Verwandte Videos:
Eine heftige lokale Sturm hat am Dienstag die Stadt Las Tunas im Osten Kubas heimgesucht, wobei in nur einer Stunde und zehn Minuten 62 Millimeter Regen fielen und mehrere Straßen sowie Brücken überschwemmt wurden, wie das Provinz-Meteorologische Zentrum berichtete.
Der Direktor des Provinzmeteorologiezentrums, Alexey Moreno Borges, präzisierte, dass das Ereignis von starken Blitzentladungen und Windböen begleitet war, die die ganze Zeit über andauerten.
Die Wetterstation der Hauptstadt Tunera verzeichnete seinerseits 40 Millimeter Regen und eine maximale Windböe von 80 km/h, was die Konzentration des Phänomens über dem Stadtgebiet widerspiegelt.
Infolgedessen bleiben mehrere Straßen und Brücken überflutet, was zu Behinderungen des Verkehrs und Schwierigkeiten bei der städtischen Mobilität geführt hat, wie die von dem Journalisten Ordey Díaz Escalona verbreiteten Informationen zeigen.
Bis zum Schluss der verfügbaren Informationen meldeten die Behörden keine größeren Sachschäden oder Opfer durch den Sturm.
Dies ist das zweite intensive meteorologische Ereignis innerhalb von weniger als zehn Tagen in der Provinz: Am 26. April führte der Beginn der Frühjahrregensaison zu einem Gesamtbetrag von 108,9 mm innerhalb von 48 Stunden in der Provinzhauptstadt, ebenfalls mit Überschwemmungen in tief gelegenen Gebieten.
Vor dem ersten März hinterließ ein schwerer Lokalsystem Hagel und mehr als 30 mm innerhalb von nur dreißig Minuten über der gleichen Stadt.

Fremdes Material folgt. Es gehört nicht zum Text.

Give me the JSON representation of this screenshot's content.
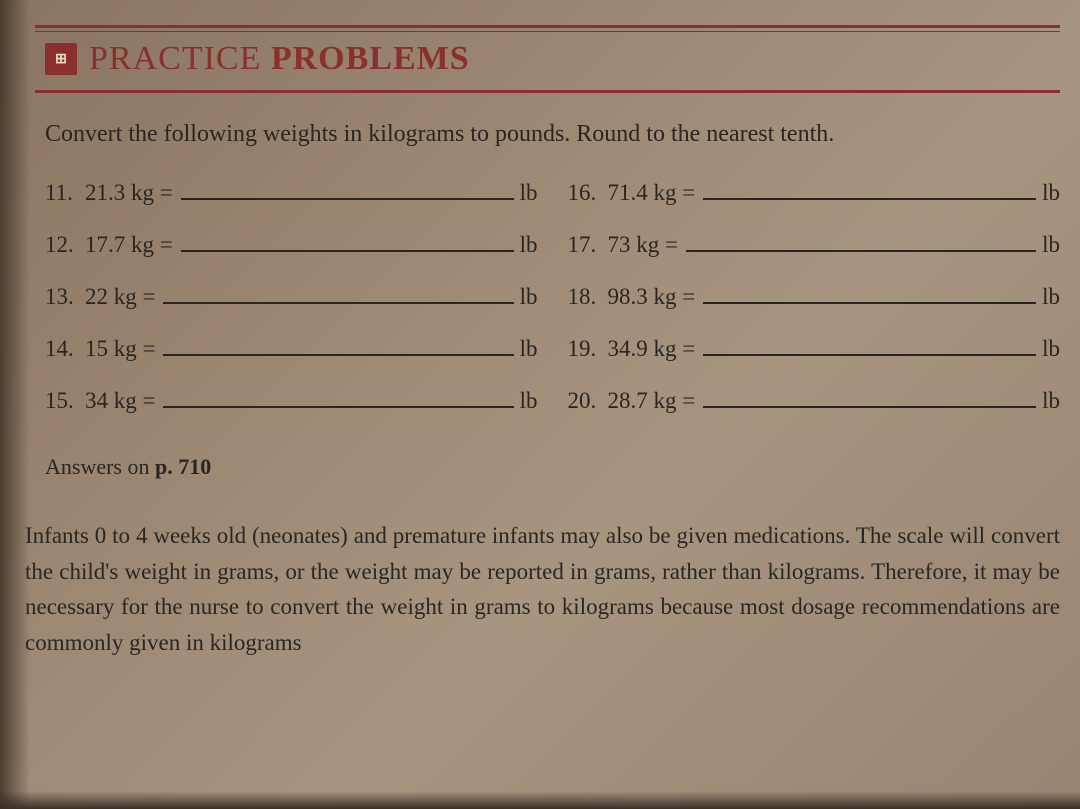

Severe lokale Stürme sind zwischen Mai und September in Las Tunas häufig, im Zusammenhang mit der abendlichen Instabilität, den hohen Temperaturen und der Feuchtigkeit des Karibischen Meeres.
Im August 2025 erreichte die Provinz einen historischen Rekord von 118,4 mm Niederschlag in 24 Stunden, wobei der vorherige Rekord von 111 mm aus dem Jahr 1998 übertroffen wurde.
Ein Monat zuvor, im Mai 2025, verursachten schwere Stürme Schäden an Wohnungen und am Stromnetz in Puerto Padre, einer Gemeinde derselben Provinz.
Die städtische Entwässerungsinfrastruktur von Las Tunas ist unzureichend, was die Auswirkungen jeder intensiven Regenepisode auf die Bevölkerung verschärft.
Das Ereignis findet außerdem zu Beginn der offiziellen Regenzeit Kubas statt, die am ersten Mai beginnt und 80 % der jährlichen Niederschläge des Landes zwischen Mai und Oktober ausmacht.
Die Provinz leidet unter einer schweren strukturellen Wasserk crisis: Im Jahr 2025 waren die Stauseen zu 33 % gefüllt, was mehr als 90.000 Menschen betroffen hat, und es war das fünfttrockenste Jahr in Kuba seit 1901.
Bedeutsamerweise war die Brücke über den Fluss El Salado, am Kilometer 34 der Straße Las Tunas-Bayamo, erst am Montag nach Reparaturarbeiten mit 500 Tonnen Asphalt als befahrbar erklärt worden, nachdem sie im Oktober 2025 durch die Schäden des Hurrikans Melissa betroffen war, und steht nun bereits unter dem Druck neuer Überflutungen.